I like working in radio. Sometimes it’s kind of hard for me because I’m not a guy who likes really being negative. I won’t throw players or coaches under the bus. Even if I wasn’t doing this, and I’ve done interviews from time to time over the years, I wouldn’t throw people under the bus. That’s just not my nature. If I see a guy who doesn’t play well, many times I’ll give the credit to the other person who he is playing against rather than saying he stunk it up. Sometimes a guy just makes a bad play. That’s just a part of football. Hey, I made bad plays, too, every now and then.

You’re a father of four. What is your greatest advice to your kids?

I have four children. I have three boys who are 27, 25 and 23 old. My daughter is 18-years-old. I guess my best advice to them is just the fact of life that nothing is going to go as planned. There are going to be mistakes. Just get out there are make them, and make them quickly so you can learn and grow from those mistakes. Don’t let anything slow you down from what you want to do. Go after it and know there are going to be some naysayers. Just block them out and go forward. Know it’s not going to be easy, but you don’t want easy anyway.
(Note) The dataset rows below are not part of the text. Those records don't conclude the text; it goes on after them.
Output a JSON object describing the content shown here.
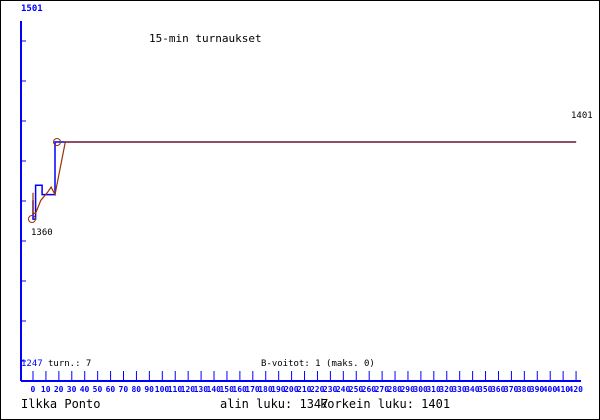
{
  "chart_data": {
    "type": "line",
    "title": "15-min turnaukset",
    "xlabel": "",
    "ylabel": "",
    "xlim": [
      0,
      420
    ],
    "ylim": [
      1247,
      1501
    ],
    "x_ticks": [
      0,
      10,
      20,
      30,
      40,
      50,
      60,
      70,
      80,
      90,
      100,
      110,
      120,
      130,
      140,
      150,
      160,
      170,
      180,
      190,
      200,
      210,
      220,
      230,
      240,
      250,
      260,
      270,
      280,
      290,
      300,
      310,
      320,
      330,
      340,
      350,
      360,
      370,
      380,
      390,
      400,
      410,
      420
    ],
    "y_min_label": "1247",
    "y_max_label": "1501",
    "grid": false,
    "series": [
      {
        "color": "#0000ff",
        "points": [
          [
            0,
            1370
          ],
          [
            0,
            1360
          ],
          [
            2,
            1360
          ],
          [
            2,
            1378
          ],
          [
            7,
            1378
          ],
          [
            7,
            1373
          ],
          [
            17,
            1373
          ],
          [
            17,
            1401
          ],
          [
            420,
            1401
          ]
        ]
      },
      {
        "color": "#993300",
        "points": [
          [
            0,
            1374
          ],
          [
            0,
            1363
          ],
          [
            2,
            1363
          ],
          [
            6,
            1370
          ],
          [
            11,
            1374
          ],
          [
            14,
            1377
          ],
          [
            17,
            1373
          ],
          [
            25,
            1401
          ],
          [
            420,
            1401
          ]
        ]
      }
    ],
    "annotations": {
      "min_value": "1360",
      "end_value": "1401",
      "games": "turn.: 7",
      "b_wins": "B-voitot: 1 (maks. 0)"
    }
  },
  "footer": {
    "player": "Ilkka Ponto",
    "lowest": "alin luku: 1347",
    "highest": "korkein luku: 1401"
  },
  "colors": {
    "axis": "#0000ff",
    "avg_line": "#993300"
  }
}
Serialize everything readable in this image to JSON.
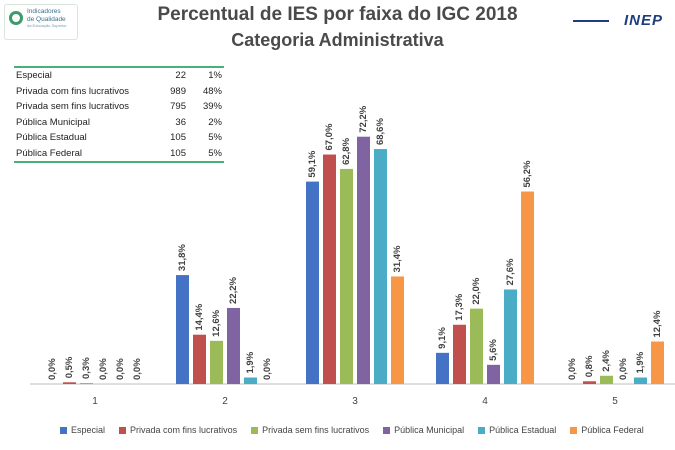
{
  "header": {
    "logo_line1": "Indicadores",
    "logo_line2": "de Qualidade",
    "logo_line3": "da Educação Superior",
    "title_line1": "Percentual de IES por faixa do IGC 2018",
    "title_line2": "Categoria Administrativa",
    "brand": "INEP"
  },
  "summary_table": [
    {
      "category": "Especial",
      "count": "22",
      "percent": "1%"
    },
    {
      "category": "Privada com fins lucrativos",
      "count": "989",
      "percent": "48%"
    },
    {
      "category": "Privada sem fins lucrativos",
      "count": "795",
      "percent": "39%"
    },
    {
      "category": "Pública Municipal",
      "count": "36",
      "percent": "2%"
    },
    {
      "category": "Pública Estadual",
      "count": "105",
      "percent": "5%"
    },
    {
      "category": "Pública Federal",
      "count": "105",
      "percent": "5%"
    }
  ],
  "chart_data": {
    "type": "bar",
    "title": "Percentual de IES por faixa do IGC 2018",
    "subtitle": "Categoria Administrativa",
    "categories": [
      "1",
      "2",
      "3",
      "4",
      "5"
    ],
    "ylim": [
      0,
      80
    ],
    "grid": false,
    "legend_position": "bottom",
    "series": [
      {
        "name": "Especial",
        "color": "#4472c4",
        "values": [
          0.0,
          31.8,
          59.1,
          9.1,
          0.0
        ],
        "labels": [
          "0,0%",
          "31,8%",
          "59,1%",
          "9,1%",
          "0,0%"
        ]
      },
      {
        "name": "Privada com fins lucrativos",
        "color": "#c0504d",
        "values": [
          0.5,
          14.4,
          67.0,
          17.3,
          0.8
        ],
        "labels": [
          "0,5%",
          "14,4%",
          "67,0%",
          "17,3%",
          "0,8%"
        ]
      },
      {
        "name": "Privada sem fins lucrativos",
        "color": "#9bbb59",
        "values": [
          0.3,
          12.6,
          62.8,
          22.0,
          2.4
        ],
        "labels": [
          "0,3%",
          "12,6%",
          "62,8%",
          "22,0%",
          "2,4%"
        ]
      },
      {
        "name": "Pública Municipal",
        "color": "#8064a2",
        "values": [
          0.0,
          22.2,
          72.2,
          5.6,
          0.0
        ],
        "labels": [
          "0,0%",
          "22,2%",
          "72,2%",
          "5,6%",
          "0,0%"
        ]
      },
      {
        "name": "Pública Estadual",
        "color": "#4bacc6",
        "values": [
          0.0,
          1.9,
          68.6,
          27.6,
          1.9
        ],
        "labels": [
          "0,0%",
          "1,9%",
          "68,6%",
          "27,6%",
          "1,9%"
        ]
      },
      {
        "name": "Pública Federal",
        "color": "#f79646",
        "values": [
          0.0,
          0.0,
          31.4,
          56.2,
          12.4
        ],
        "labels": [
          "0,0%",
          "0,0%",
          "31,4%",
          "56,2%",
          "12,4%"
        ]
      }
    ]
  }
}
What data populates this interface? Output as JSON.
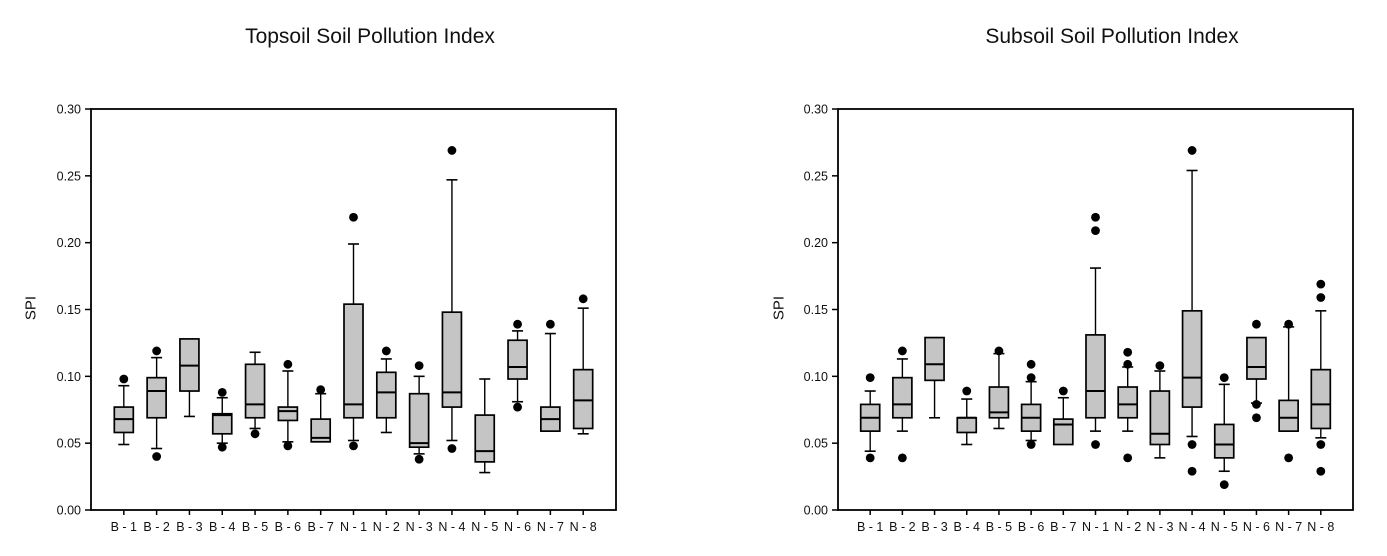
{
  "page": {
    "background": "#ffffff"
  },
  "chart_data": [
    {
      "type": "box",
      "title": "Topsoil Soil Pollution Index",
      "ylabel": "SPI",
      "xlabel": "",
      "ylim": [
        0.0,
        0.3
      ],
      "ytick_step": 0.05,
      "ytick_labels": [
        "0.00",
        "0.05",
        "0.10",
        "0.15",
        "0.20",
        "0.25",
        "0.30"
      ],
      "grid": false,
      "legend": "none",
      "box_fill": "#c5c5c5",
      "line_color": "#000000",
      "categories": [
        "B - 1",
        "B - 2",
        "B - 3",
        "B - 4",
        "B - 5",
        "B - 6",
        "B - 7",
        "N - 1",
        "N - 2",
        "N - 3",
        "N - 4",
        "N - 5",
        "N - 6",
        "N - 7",
        "N - 8"
      ],
      "boxes": [
        {
          "label": "B - 1",
          "whisker_low": 0.049,
          "q1": 0.058,
          "median": 0.068,
          "q3": 0.077,
          "whisker_high": 0.093,
          "outliers": [
            0.098
          ]
        },
        {
          "label": "B - 2",
          "whisker_low": 0.046,
          "q1": 0.069,
          "median": 0.089,
          "q3": 0.099,
          "whisker_high": 0.114,
          "outliers": [
            0.119,
            0.04
          ]
        },
        {
          "label": "B - 3",
          "whisker_low": 0.07,
          "q1": 0.089,
          "median": 0.108,
          "q3": 0.128,
          "whisker_high": 0.128,
          "outliers": []
        },
        {
          "label": "B - 4",
          "whisker_low": 0.05,
          "q1": 0.057,
          "median": 0.071,
          "q3": 0.072,
          "whisker_high": 0.084,
          "outliers": [
            0.088,
            0.047
          ]
        },
        {
          "label": "B - 5",
          "whisker_low": 0.061,
          "q1": 0.069,
          "median": 0.079,
          "q3": 0.109,
          "whisker_high": 0.118,
          "outliers": [
            0.057
          ]
        },
        {
          "label": "B - 6",
          "whisker_low": 0.051,
          "q1": 0.067,
          "median": 0.074,
          "q3": 0.077,
          "whisker_high": 0.104,
          "outliers": [
            0.109,
            0.048
          ]
        },
        {
          "label": "B - 7",
          "whisker_low": 0.051,
          "q1": 0.051,
          "median": 0.054,
          "q3": 0.068,
          "whisker_high": 0.087,
          "outliers": [
            0.09
          ]
        },
        {
          "label": "N - 1",
          "whisker_low": 0.052,
          "q1": 0.069,
          "median": 0.079,
          "q3": 0.154,
          "whisker_high": 0.199,
          "outliers": [
            0.219,
            0.048
          ]
        },
        {
          "label": "N - 2",
          "whisker_low": 0.058,
          "q1": 0.069,
          "median": 0.088,
          "q3": 0.103,
          "whisker_high": 0.113,
          "outliers": [
            0.119
          ]
        },
        {
          "label": "N - 3",
          "whisker_low": 0.042,
          "q1": 0.047,
          "median": 0.05,
          "q3": 0.087,
          "whisker_high": 0.1,
          "outliers": [
            0.108,
            0.038
          ]
        },
        {
          "label": "N - 4",
          "whisker_low": 0.052,
          "q1": 0.077,
          "median": 0.088,
          "q3": 0.148,
          "whisker_high": 0.247,
          "outliers": [
            0.269,
            0.046
          ]
        },
        {
          "label": "N - 5",
          "whisker_low": 0.028,
          "q1": 0.036,
          "median": 0.044,
          "q3": 0.071,
          "whisker_high": 0.098,
          "outliers": []
        },
        {
          "label": "N - 6",
          "whisker_low": 0.081,
          "q1": 0.098,
          "median": 0.107,
          "q3": 0.127,
          "whisker_high": 0.134,
          "outliers": [
            0.139,
            0.077
          ]
        },
        {
          "label": "N - 7",
          "whisker_low": 0.059,
          "q1": 0.059,
          "median": 0.068,
          "q3": 0.077,
          "whisker_high": 0.132,
          "outliers": [
            0.139
          ]
        },
        {
          "label": "N - 8",
          "whisker_low": 0.057,
          "q1": 0.061,
          "median": 0.082,
          "q3": 0.105,
          "whisker_high": 0.151,
          "outliers": [
            0.158
          ]
        }
      ]
    },
    {
      "type": "box",
      "title": "Subsoil Soil Pollution Index",
      "ylabel": "SPI",
      "xlabel": "",
      "ylim": [
        0.0,
        0.3
      ],
      "ytick_step": 0.05,
      "ytick_labels": [
        "0.00",
        "0.05",
        "0.10",
        "0.15",
        "0.20",
        "0.25",
        "0.30"
      ],
      "grid": false,
      "legend": "none",
      "box_fill": "#c5c5c5",
      "line_color": "#000000",
      "categories": [
        "B - 1",
        "B - 2",
        "B - 3",
        "B - 4",
        "B - 5",
        "B - 6",
        "B - 7",
        "N - 1",
        "N - 2",
        "N - 3",
        "N - 4",
        "N - 5",
        "N - 6",
        "N - 7",
        "N - 8"
      ],
      "boxes": [
        {
          "label": "B - 1",
          "whisker_low": 0.044,
          "q1": 0.059,
          "median": 0.069,
          "q3": 0.079,
          "whisker_high": 0.089,
          "outliers": [
            0.099,
            0.039
          ]
        },
        {
          "label": "B - 2",
          "whisker_low": 0.059,
          "q1": 0.069,
          "median": 0.079,
          "q3": 0.099,
          "whisker_high": 0.113,
          "outliers": [
            0.119,
            0.039
          ]
        },
        {
          "label": "B - 3",
          "whisker_low": 0.069,
          "q1": 0.097,
          "median": 0.109,
          "q3": 0.129,
          "whisker_high": 0.129,
          "outliers": []
        },
        {
          "label": "B - 4",
          "whisker_low": 0.049,
          "q1": 0.058,
          "median": 0.069,
          "q3": 0.069,
          "whisker_high": 0.083,
          "outliers": [
            0.089
          ]
        },
        {
          "label": "B - 5",
          "whisker_low": 0.061,
          "q1": 0.069,
          "median": 0.073,
          "q3": 0.092,
          "whisker_high": 0.117,
          "outliers": [
            0.119
          ]
        },
        {
          "label": "B - 6",
          "whisker_low": 0.052,
          "q1": 0.059,
          "median": 0.069,
          "q3": 0.079,
          "whisker_high": 0.096,
          "outliers": [
            0.109,
            0.099,
            0.049
          ]
        },
        {
          "label": "B - 7",
          "whisker_low": 0.049,
          "q1": 0.049,
          "median": 0.064,
          "q3": 0.068,
          "whisker_high": 0.084,
          "outliers": [
            0.089
          ]
        },
        {
          "label": "N - 1",
          "whisker_low": 0.059,
          "q1": 0.069,
          "median": 0.089,
          "q3": 0.131,
          "whisker_high": 0.181,
          "outliers": [
            0.219,
            0.209,
            0.049
          ]
        },
        {
          "label": "N - 2",
          "whisker_low": 0.059,
          "q1": 0.069,
          "median": 0.079,
          "q3": 0.092,
          "whisker_high": 0.107,
          "outliers": [
            0.118,
            0.109,
            0.039
          ]
        },
        {
          "label": "N - 3",
          "whisker_low": 0.039,
          "q1": 0.049,
          "median": 0.057,
          "q3": 0.089,
          "whisker_high": 0.104,
          "outliers": [
            0.108
          ]
        },
        {
          "label": "N - 4",
          "whisker_low": 0.055,
          "q1": 0.077,
          "median": 0.099,
          "q3": 0.149,
          "whisker_high": 0.254,
          "outliers": [
            0.269,
            0.049,
            0.029
          ]
        },
        {
          "label": "N - 5",
          "whisker_low": 0.029,
          "q1": 0.039,
          "median": 0.049,
          "q3": 0.064,
          "whisker_high": 0.094,
          "outliers": [
            0.099,
            0.019
          ]
        },
        {
          "label": "N - 6",
          "whisker_low": 0.08,
          "q1": 0.098,
          "median": 0.107,
          "q3": 0.129,
          "whisker_high": 0.129,
          "outliers": [
            0.139,
            0.079,
            0.069
          ]
        },
        {
          "label": "N - 7",
          "whisker_low": 0.059,
          "q1": 0.059,
          "median": 0.069,
          "q3": 0.082,
          "whisker_high": 0.137,
          "outliers": [
            0.139,
            0.039
          ]
        },
        {
          "label": "N - 8",
          "whisker_low": 0.054,
          "q1": 0.061,
          "median": 0.079,
          "q3": 0.105,
          "whisker_high": 0.149,
          "outliers": [
            0.169,
            0.159,
            0.049,
            0.029
          ]
        }
      ]
    }
  ]
}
Easy is not worth it.

Do current players seek you out to get advice?

I’ll chat with guys when I see them off to themselves. After the game, if I see something that I want to say something to a guy about, I’ll say it. The team has given me leeway to talk to the guys. They know I’m not going to do anything to hurt the team. I’m not going to go in there and say, “Hey, the coach told you to do it this way, but I think you should do it this way.” I’m not going to recommend to a player how to play a certain defense or those types of things. I don’t get into that because I think that would be very confusing for me when I played.

I listen to jazz and to hip hop. I’ll listen to some hardcore rap music. Some people probably wouldn’t like some of the lyrics in some of those songs, but that’s all I listened to to get me hyped up before the games. LL Cool J, Tupac Shakur, Biggie Smalls, you know, those old guys. A lot of these youngsters probably don’t know about them.

What’s next on your concert list?

These days I would like to see a Lil Wayne or J. Cole concert. The last concert I was at was at the Super Bowl. They were a hip hop group called Migos. My kids knew who they were and listen to some of their music, but I was like, “I didn’t understand a word they are saying!” I normally like music where I can like understand what they’re saying.